Danıştay Kararı 5. Daire 1992/700 E. 1995/1461 K. 18.04.1995 T.

5. Daire         1992/700 E.  ,  1995/1461 K.
Daire : BEŞİNCİ DAİRE
Karar Yılı : 1995
Karar No : 1461
Esas Yılı : 1992
Esas No : 700
Karar Tarihi : 18/04/995

EŞİ SERBEST MESLEK İCRA EDEN BİR KAMU GÖREVLİSİNİN NAKLİNDE BU DURUMUN GÖZÖNÜNE ALINMASINA OLANAK BULUNMADIĞI HK.

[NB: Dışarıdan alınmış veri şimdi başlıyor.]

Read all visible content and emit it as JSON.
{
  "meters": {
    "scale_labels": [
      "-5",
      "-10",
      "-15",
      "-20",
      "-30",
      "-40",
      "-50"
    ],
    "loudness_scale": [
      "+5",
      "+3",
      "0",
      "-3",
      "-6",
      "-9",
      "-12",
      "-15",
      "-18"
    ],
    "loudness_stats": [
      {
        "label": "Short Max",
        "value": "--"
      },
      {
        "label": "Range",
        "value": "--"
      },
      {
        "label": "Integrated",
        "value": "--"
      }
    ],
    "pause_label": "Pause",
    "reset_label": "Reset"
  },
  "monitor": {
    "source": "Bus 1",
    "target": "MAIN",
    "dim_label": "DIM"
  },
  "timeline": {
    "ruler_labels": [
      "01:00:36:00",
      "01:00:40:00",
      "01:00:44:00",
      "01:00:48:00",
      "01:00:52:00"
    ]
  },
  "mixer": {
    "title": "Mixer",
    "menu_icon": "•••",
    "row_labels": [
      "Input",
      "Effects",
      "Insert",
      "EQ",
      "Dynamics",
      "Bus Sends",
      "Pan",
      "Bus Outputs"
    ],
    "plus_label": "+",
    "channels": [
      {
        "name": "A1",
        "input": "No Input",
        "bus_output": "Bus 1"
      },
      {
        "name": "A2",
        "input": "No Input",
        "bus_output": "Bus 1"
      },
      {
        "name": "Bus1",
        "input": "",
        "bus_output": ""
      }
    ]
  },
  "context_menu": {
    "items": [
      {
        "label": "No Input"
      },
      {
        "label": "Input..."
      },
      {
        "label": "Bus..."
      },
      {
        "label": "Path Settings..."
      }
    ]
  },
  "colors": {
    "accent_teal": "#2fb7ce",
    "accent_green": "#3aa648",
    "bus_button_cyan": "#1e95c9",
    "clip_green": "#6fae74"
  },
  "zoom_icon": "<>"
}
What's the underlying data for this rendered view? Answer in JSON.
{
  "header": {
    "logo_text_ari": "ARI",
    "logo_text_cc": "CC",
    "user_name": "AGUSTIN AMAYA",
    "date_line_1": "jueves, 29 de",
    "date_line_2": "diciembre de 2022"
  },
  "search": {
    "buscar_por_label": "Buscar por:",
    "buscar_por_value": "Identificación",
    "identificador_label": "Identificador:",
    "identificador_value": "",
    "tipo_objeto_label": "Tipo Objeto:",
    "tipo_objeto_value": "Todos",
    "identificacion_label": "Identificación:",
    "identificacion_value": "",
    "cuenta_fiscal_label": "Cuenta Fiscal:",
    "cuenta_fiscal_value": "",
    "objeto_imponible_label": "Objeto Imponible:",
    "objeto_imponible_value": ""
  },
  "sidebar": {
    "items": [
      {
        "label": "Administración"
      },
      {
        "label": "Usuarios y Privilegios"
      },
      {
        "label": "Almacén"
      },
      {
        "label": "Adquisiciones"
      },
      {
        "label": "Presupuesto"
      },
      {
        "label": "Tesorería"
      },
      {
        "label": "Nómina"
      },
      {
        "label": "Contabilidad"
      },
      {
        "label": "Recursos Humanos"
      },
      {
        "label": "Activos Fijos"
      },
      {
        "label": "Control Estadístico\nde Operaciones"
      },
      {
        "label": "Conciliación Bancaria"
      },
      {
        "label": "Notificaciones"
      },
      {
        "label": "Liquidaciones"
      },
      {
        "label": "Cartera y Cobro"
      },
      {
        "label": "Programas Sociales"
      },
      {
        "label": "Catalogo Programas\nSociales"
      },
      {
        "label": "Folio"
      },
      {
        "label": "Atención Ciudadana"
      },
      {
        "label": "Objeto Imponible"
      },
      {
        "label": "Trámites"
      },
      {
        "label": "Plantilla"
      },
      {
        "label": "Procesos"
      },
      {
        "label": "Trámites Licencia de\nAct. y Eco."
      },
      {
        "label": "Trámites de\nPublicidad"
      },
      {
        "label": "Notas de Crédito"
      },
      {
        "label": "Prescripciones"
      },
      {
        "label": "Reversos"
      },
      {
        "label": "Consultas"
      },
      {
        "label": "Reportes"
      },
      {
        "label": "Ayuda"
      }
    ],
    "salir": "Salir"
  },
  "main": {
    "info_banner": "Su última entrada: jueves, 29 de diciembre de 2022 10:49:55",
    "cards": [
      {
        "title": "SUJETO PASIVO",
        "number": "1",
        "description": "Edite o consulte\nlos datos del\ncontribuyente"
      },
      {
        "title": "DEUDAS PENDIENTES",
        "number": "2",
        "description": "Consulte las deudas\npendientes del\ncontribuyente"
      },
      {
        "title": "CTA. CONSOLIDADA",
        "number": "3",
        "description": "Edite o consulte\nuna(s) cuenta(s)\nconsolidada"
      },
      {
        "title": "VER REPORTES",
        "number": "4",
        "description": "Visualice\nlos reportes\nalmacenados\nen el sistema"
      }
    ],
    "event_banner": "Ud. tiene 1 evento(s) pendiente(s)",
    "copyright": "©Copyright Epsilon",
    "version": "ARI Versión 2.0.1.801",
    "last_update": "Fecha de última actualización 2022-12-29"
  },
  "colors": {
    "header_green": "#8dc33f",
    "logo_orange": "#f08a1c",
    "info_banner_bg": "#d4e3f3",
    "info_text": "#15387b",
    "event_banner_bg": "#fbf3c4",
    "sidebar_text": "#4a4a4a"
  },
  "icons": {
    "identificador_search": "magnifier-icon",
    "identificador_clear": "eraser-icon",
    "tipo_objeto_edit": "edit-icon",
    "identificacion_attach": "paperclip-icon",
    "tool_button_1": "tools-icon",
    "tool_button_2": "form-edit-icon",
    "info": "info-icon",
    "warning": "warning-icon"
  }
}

… İdare Mahkemesinin … günlü, E: …, K: … sayılı kararının dilekçede yazılı nedenlerle temyizen incelenerek bozulması isteminden ibarettir.
… İdare Mahkemesinin … günlü, E: …, K: … sayılı kararıyla; 657 sayılı Yasanın 76.maddesiyle idarelere memurların naklen atanmaları hususunda kamu yararı ve hizmet gerekleriyle sınırlı olarak takdir yetkisi tanındığı, gerek dava konusu işlemde gerekse savunma dilekçesinde atamaya esas alınan objektif nedenlerin belirtilmediği, sadece …’de 27, …’de de 2 tane mimar bulunduğundan sözedildiği, buna karşılık ihtiyacın davacı ile karşılanmasını haklı gösteren somut bilgi ve belgelerin bulunmadığı, bu durumda davacının naklen atanmasında hukuka uyarlık görülmediği gerekçesiyle dava konusu işlem iptal edilmiştir.
Davalı idare, … Bayındırlık ve İskan İl Müdürlüğünün mimara olan ihtiyacını karşılamak amacıyla davacının naklen atandığını, bu atamada kamu yararı ile hizmet gereklerinin gözetildiğini öne sürmekte ve İdare Mahkemesi kararının temyizen incelenerek bozulmasını istemektedir.
657 sayılı Devlet Memurları Kanununun 76/1.maddesi, “Kurumlar görev ve ünvan eşitliği gözetilmeden kazanılmış hak aylık dereceleriyle memurları bulundukları kadro derecelerine eşit veya 68.maddedeki esaslar çerçevesinde daha üst, kurum içinde aynı veya başka yerlerdeki diğer kadrolara naklen atayabilirler.” hükmünü taşımaktadır.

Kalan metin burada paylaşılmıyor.